I’m sure we all know that adorable AT&T commercial where the representative asks the children if they would rather have a big tree house or a small tree house. I’m not exactly sure what the little boy says about the big screen TV and the wire and the position where you would have to hold the wire? Nonetheless, the gist of what he says is nonsense. It is not supposed to make sense to the audience. It seems like nonsense to the adult audience, however, it makes sense to the children. Nonsense is like “kid-sense.” After the little boy explains his big screen TV reasoning, the representative says, “That’s a pain in the bones isn’t it?” To this, the children reply together in agreement, which suggests that the children understood the little boy’s explanation.
This idea of nonsense as “kid-sense” is a major theme in Lewis Carroll’s works. I think that Carroll writes in the mind of a child, so what seems out-of-the-ordinary for adults makes perfect sense to the children who read his works. His poem The Walrus and the Carpenter represents this kid-sense. The entire poem seems like nonsense at first: who would put a walrus and a carpenter together? The poem has the most random combinations of characters and images, but in the end, Carroll provides some life lessons: don’t trust every adult. This may be an underlying message to children because of his pedophilia accusation? He is known to embrace the Rousseau ideology of the innocent, beautiful child and he is also known to have an interest in the hobby of photography. So what does he do with these two? He decides to take pictures of innocent, young girls that embody the Rousseau child image. Some people may have thought this was weird, but in the Romantics era, a celebration of idealized children was common. Carroll even requested in his will that he wants the pictures that he took of all the young girls to be returned to them or trashed. He seems to respects these women as his best friends, unlike what any real pedophilic old man with a strange obsession to young girls would do. So, I think that the message in The Walrus and the Carpenter of being careful of which adults to trust comes into play with Carroll’s personal background. He warns other young girls that not all older men have good intentions like him.

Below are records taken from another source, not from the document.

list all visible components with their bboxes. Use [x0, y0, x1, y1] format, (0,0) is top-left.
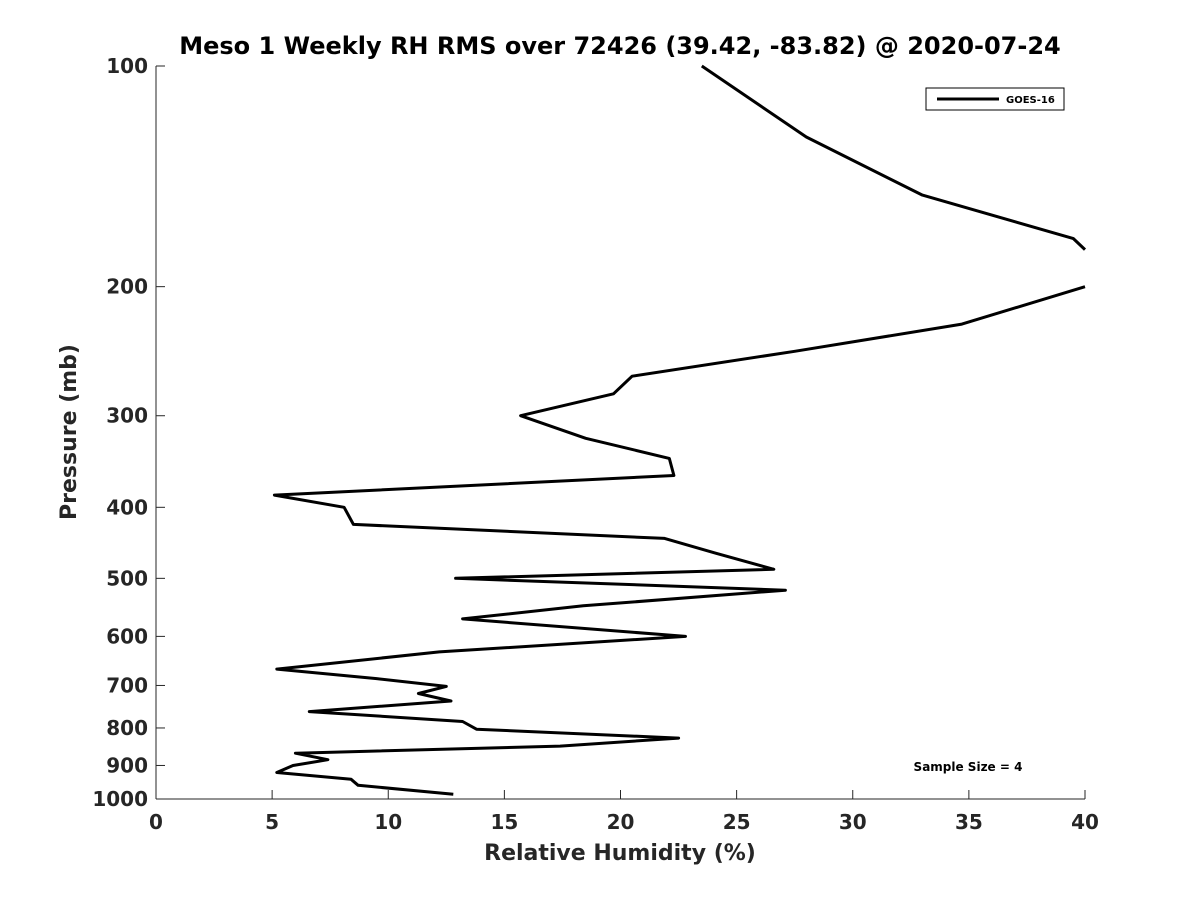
x-tick-label: 30 [839, 810, 867, 834]
x-tick-label: 0 [149, 810, 163, 834]
axes [155, 66, 1085, 800]
legend-label-goes-16: GOES-16 [1006, 95, 1055, 106]
x-tick-label: 40 [1071, 810, 1099, 834]
y-tick-label: 500 [106, 566, 148, 590]
x-tick-label: 5 [265, 810, 279, 834]
x-tick-label: 35 [955, 810, 983, 834]
x-tick-label: 20 [607, 810, 635, 834]
y-tick-label: 100 [106, 54, 148, 78]
y-tick-label: 1000 [92, 787, 148, 811]
y-axis-label: Pressure (mb) [57, 344, 82, 520]
legend: GOES-16 [925, 87, 1065, 111]
x-tick-label: 10 [374, 810, 402, 834]
y-tick-label: 800 [106, 716, 148, 740]
y-tick-label: 300 [106, 404, 148, 428]
y-tick-label: 900 [106, 753, 148, 777]
y-axis-ticks: 100 200 300 400 500 600 700 800 900 1000 [92, 54, 165, 811]
x-tick-label: 15 [490, 810, 518, 834]
x-tick-label: 25 [723, 810, 751, 834]
y-tick-label: 200 [106, 275, 148, 299]
x-axis-ticks: 0 5 10 15 20 25 30 35 40 [149, 790, 1099, 834]
sample-size-annotation: Sample Size = 4 [914, 760, 1023, 774]
x-axis-label: Relative Humidity (%) [484, 841, 756, 866]
chart-title: Meso 1 Weekly RH RMS over 72426 (39.42, … [179, 32, 1061, 60]
series-line-goes-16 [272, 64, 1087, 796]
y-tick-label: 400 [106, 495, 148, 519]
y-tick-label: 600 [106, 624, 148, 648]
series-layer [272, 64, 1087, 796]
y-tick-label: 700 [106, 673, 148, 697]
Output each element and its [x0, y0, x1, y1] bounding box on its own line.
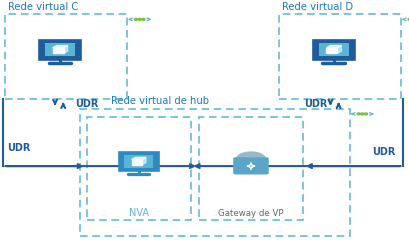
- FancyBboxPatch shape: [312, 40, 354, 60]
- Bar: [86, 117, 190, 220]
- Circle shape: [364, 113, 367, 115]
- FancyBboxPatch shape: [118, 152, 158, 171]
- Bar: [124, 155, 153, 167]
- Bar: [45, 43, 75, 56]
- Text: UDR: UDR: [7, 143, 30, 153]
- Circle shape: [142, 18, 144, 20]
- Text: NVA: NVA: [128, 208, 148, 218]
- Polygon shape: [326, 48, 337, 53]
- Circle shape: [134, 18, 137, 20]
- Circle shape: [356, 113, 360, 115]
- Polygon shape: [63, 45, 67, 53]
- Bar: [318, 43, 348, 56]
- Circle shape: [407, 18, 409, 20]
- Text: Rede virtual C: Rede virtual C: [8, 2, 78, 12]
- Polygon shape: [131, 159, 142, 165]
- Polygon shape: [52, 45, 67, 48]
- Polygon shape: [337, 45, 341, 53]
- Text: Gateway de VP: Gateway de VP: [218, 209, 283, 219]
- FancyBboxPatch shape: [39, 40, 81, 60]
- Text: UDR: UDR: [303, 99, 326, 109]
- Polygon shape: [131, 157, 146, 159]
- FancyBboxPatch shape: [233, 157, 268, 174]
- Circle shape: [138, 18, 141, 20]
- Bar: [5, 14, 127, 99]
- Circle shape: [360, 113, 363, 115]
- Bar: [198, 117, 302, 220]
- Text: UDR: UDR: [372, 147, 395, 157]
- Bar: [80, 109, 349, 236]
- Polygon shape: [52, 48, 63, 53]
- Text: UDR: UDR: [75, 99, 99, 109]
- Text: Rede virtual D: Rede virtual D: [281, 2, 352, 12]
- Polygon shape: [142, 157, 146, 165]
- Bar: [278, 14, 400, 99]
- Text: Rede virtual de hub: Rede virtual de hub: [111, 96, 209, 106]
- Polygon shape: [326, 45, 341, 48]
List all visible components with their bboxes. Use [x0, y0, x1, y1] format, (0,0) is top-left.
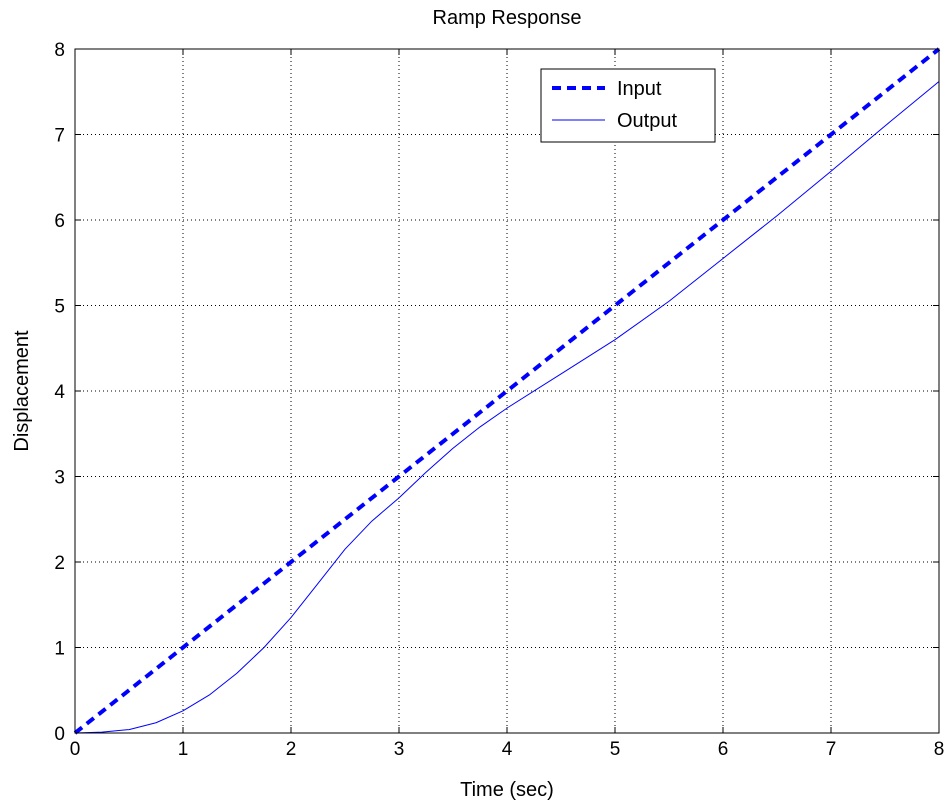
- x-axis-label: Time (sec): [460, 779, 554, 801]
- x-tick-label: 1: [178, 739, 189, 760]
- series-line-input: [73, 47, 941, 735]
- y-tick-label: 0: [54, 724, 65, 745]
- y-tick-label: 8: [54, 40, 65, 61]
- x-tick-label: 8: [934, 739, 945, 760]
- grid: [75, 49, 939, 733]
- legend-label-input: Input: [617, 78, 662, 100]
- x-tick-labels: 0 1 2 3 4 5 6 7 8: [70, 739, 945, 760]
- series-layer: [73, 47, 941, 735]
- y-tick-label: 5: [54, 297, 65, 318]
- series-line-output: [74, 81, 940, 734]
- ticks: [74, 48, 940, 734]
- chart-title: Ramp Response: [433, 7, 582, 29]
- x-tick-label: 0: [70, 739, 81, 760]
- y-axis-label: Displacement: [11, 330, 33, 452]
- legend: Input Output: [540, 68, 716, 143]
- y-tick-label: 7: [54, 126, 65, 147]
- x-tick-label: 7: [826, 739, 837, 760]
- legend-label-output: Output: [617, 110, 677, 132]
- x-tick-label: 4: [502, 739, 513, 760]
- y-tick-label: 1: [54, 639, 65, 660]
- y-tick-label: 3: [54, 468, 65, 489]
- x-tick-label: 5: [610, 739, 621, 760]
- legend-box: [540, 68, 716, 143]
- y-tick-labels: 0 1 2 3 4 5 6 7 8: [54, 40, 65, 745]
- y-tick-label: 2: [54, 553, 65, 574]
- x-tick-label: 2: [286, 739, 297, 760]
- x-tick-label: 3: [394, 739, 405, 760]
- x-tick-label: 6: [718, 739, 729, 760]
- y-tick-label: 4: [54, 382, 65, 403]
- y-tick-label: 6: [54, 211, 65, 232]
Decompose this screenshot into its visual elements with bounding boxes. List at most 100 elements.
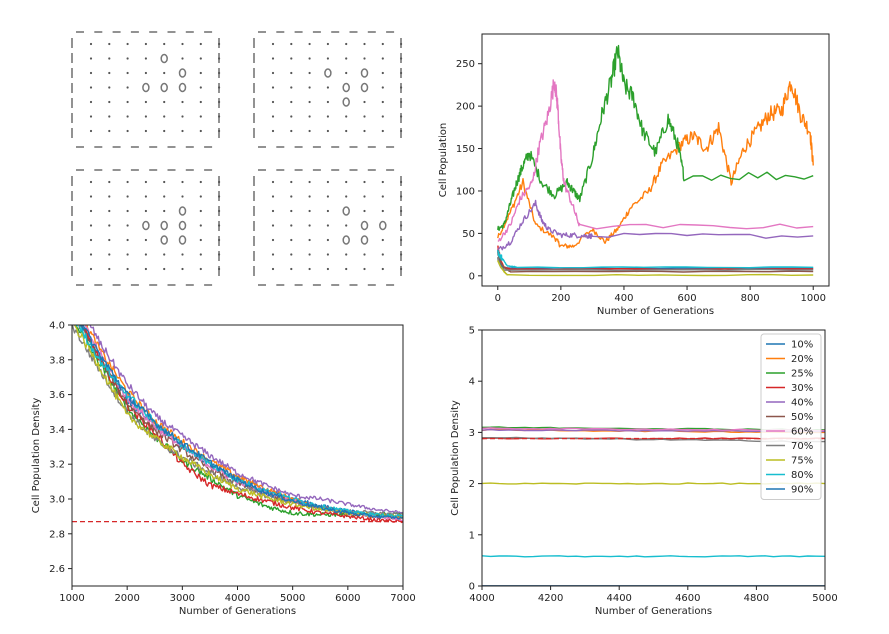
y-tick-label: 3 [469, 428, 475, 439]
grid-cell-dead [308, 115, 311, 118]
y-tick-label: 0 [469, 582, 475, 593]
grid-cell-dead [199, 180, 202, 184]
y-tick-label: 4 [469, 377, 475, 388]
grid-cell-alive [342, 97, 350, 107]
grid-cell-alive [178, 220, 187, 231]
grid-cell-alive [324, 68, 332, 78]
series-line-30pct [497, 245, 814, 271]
x-tick-label: 1000 [59, 593, 84, 604]
grid-cell-dead [400, 195, 403, 198]
grid-cell-dead [181, 129, 184, 133]
grid-cell-dead [181, 115, 184, 118]
grid-cell-dead [381, 42, 384, 46]
grid-cell-dead [381, 100, 384, 104]
grid-cell-dead [181, 180, 184, 184]
series-line-80pct [497, 249, 814, 269]
grid-cell-dead [290, 224, 293, 227]
grid-cell-dead [363, 129, 366, 133]
series-line-10pct [82, 325, 403, 518]
legend-label: 90% [791, 485, 813, 496]
chart-frame [481, 329, 826, 587]
grid-cell-dead [271, 180, 275, 184]
grid-cell-dead [126, 42, 129, 46]
grid-cell-dead [381, 57, 384, 60]
grid-cell-dead [400, 129, 403, 133]
x-tick-label: 1000 [801, 293, 826, 304]
grid-cell-dead [381, 86, 384, 89]
grid-cell-dead [108, 195, 111, 198]
legend-label: 80% [791, 470, 813, 481]
grid-cell-dead [199, 224, 202, 227]
grid-cell-dead [144, 100, 147, 104]
grid-cell-dead [89, 267, 93, 271]
grid-cell-dead [126, 180, 129, 184]
y-tick-label: 3.2 [49, 460, 65, 471]
series-line-75pct [72, 325, 403, 519]
grid-cell-dead [218, 115, 221, 118]
y-tick-label: 3.4 [49, 425, 65, 436]
grid-cell-dead [326, 209, 329, 213]
x-tick-label: 5000 [812, 593, 837, 604]
legend-label: 50% [791, 412, 813, 423]
series-line-40pct [497, 199, 814, 251]
y-axis-label: Cell Population Density [31, 398, 42, 514]
y-tick-label: 3.0 [49, 495, 65, 506]
x-tick-label: 6000 [335, 593, 360, 604]
series-line-10pct [497, 249, 814, 270]
grid-cell-alive [178, 206, 187, 216]
grid-cell-dead [308, 86, 311, 89]
series-line-70pct [72, 325, 403, 517]
grid-cell-alive [360, 220, 369, 231]
legend-label: 75% [791, 456, 813, 467]
grid-cell-alive [160, 220, 168, 231]
grid-cell-dead [181, 267, 184, 271]
grid-cell-dead [218, 100, 221, 104]
x-tick-label: 7000 [390, 593, 415, 604]
grid-cell-dead [381, 267, 384, 271]
x-tick-label: 0 [495, 293, 501, 304]
grid-cell-dead [400, 86, 403, 89]
grid-cell-dead [199, 86, 202, 89]
series-line-20pct [497, 81, 814, 249]
grid-cell-dead [126, 238, 129, 242]
grid-cell-dead [89, 57, 93, 60]
x-axis-label: Number of Generations [179, 606, 296, 617]
grid-cell-dead [144, 115, 147, 118]
grid-cell-dead [199, 195, 202, 198]
grid-cell-dead [271, 253, 275, 256]
grid-cell-dead [271, 71, 275, 75]
grid-cell-dead [400, 115, 403, 118]
grid-cell-dead [199, 115, 202, 118]
grid-cell-dead [381, 195, 384, 198]
grid-cell-dead [271, 209, 275, 213]
grid-cell-dead [89, 195, 93, 198]
grid-cell-alive [379, 220, 387, 231]
x-tick-label: 3000 [170, 593, 195, 604]
grid-cell-dead [290, 267, 293, 271]
grid-cell-dead [108, 224, 111, 227]
grid-cell-dead [126, 86, 129, 89]
grid-cell-dead [126, 209, 129, 213]
grid-cell-dead [199, 57, 202, 60]
legend-box [760, 333, 822, 500]
chart-plot-area [72, 325, 403, 524]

Carroll’s personal life also comes into play in his poem in Through the Looking Glass: “A boat beneath a sunny sky.” This poem represents darker undertones and perhaps some dark moments that he experienced in his personal life.
Overall, the poem uses a sad tone. Words like “die,” “Autumn frost,” and “slain” present dark images. Furthermore, Alice Liddell’s name is hidden within the text of the poem and she is regarded as the phantom that still haunts him (Lewis Carroll) and that haunts the poem. The poem is suggestive of the ties Carroll lost with his young, best friend, Alice Liddell, and he mourns about it in the poem. However, he ends the poem with the line “Life, what is it but a dream?” (Carroll line 21). Why does Carroll end the poem here?
I think that the line is both sarcasm and a reference to the Rousseau idealized child. Rousseau’s innocent, pure and beautiful child image is presented in the poem because children dream “as the days go by” and dream “as the summers die.” No matter what ugliness, sin, or sorrow happens, the child still possesses innocent thoughts like a free-flowing dream. Life is like a dream to these idealized children where no dark images exist.
On the other hand, through a sarcastic reading, I think that Carroll points out his sorrow from losing his friendship with Alice Liddell. The entire poem juxtaposes light images with dark images: “sunny skies” and “Autumn frost,” and “memories die” and “waking eyes.” One positive image is erased by a dark image, which ultimately shows Carroll’s sad feelings about losing Alice Liddell. So, by saying life is a dream, he sarcastically comments on his own sad life that he lives without his close friend.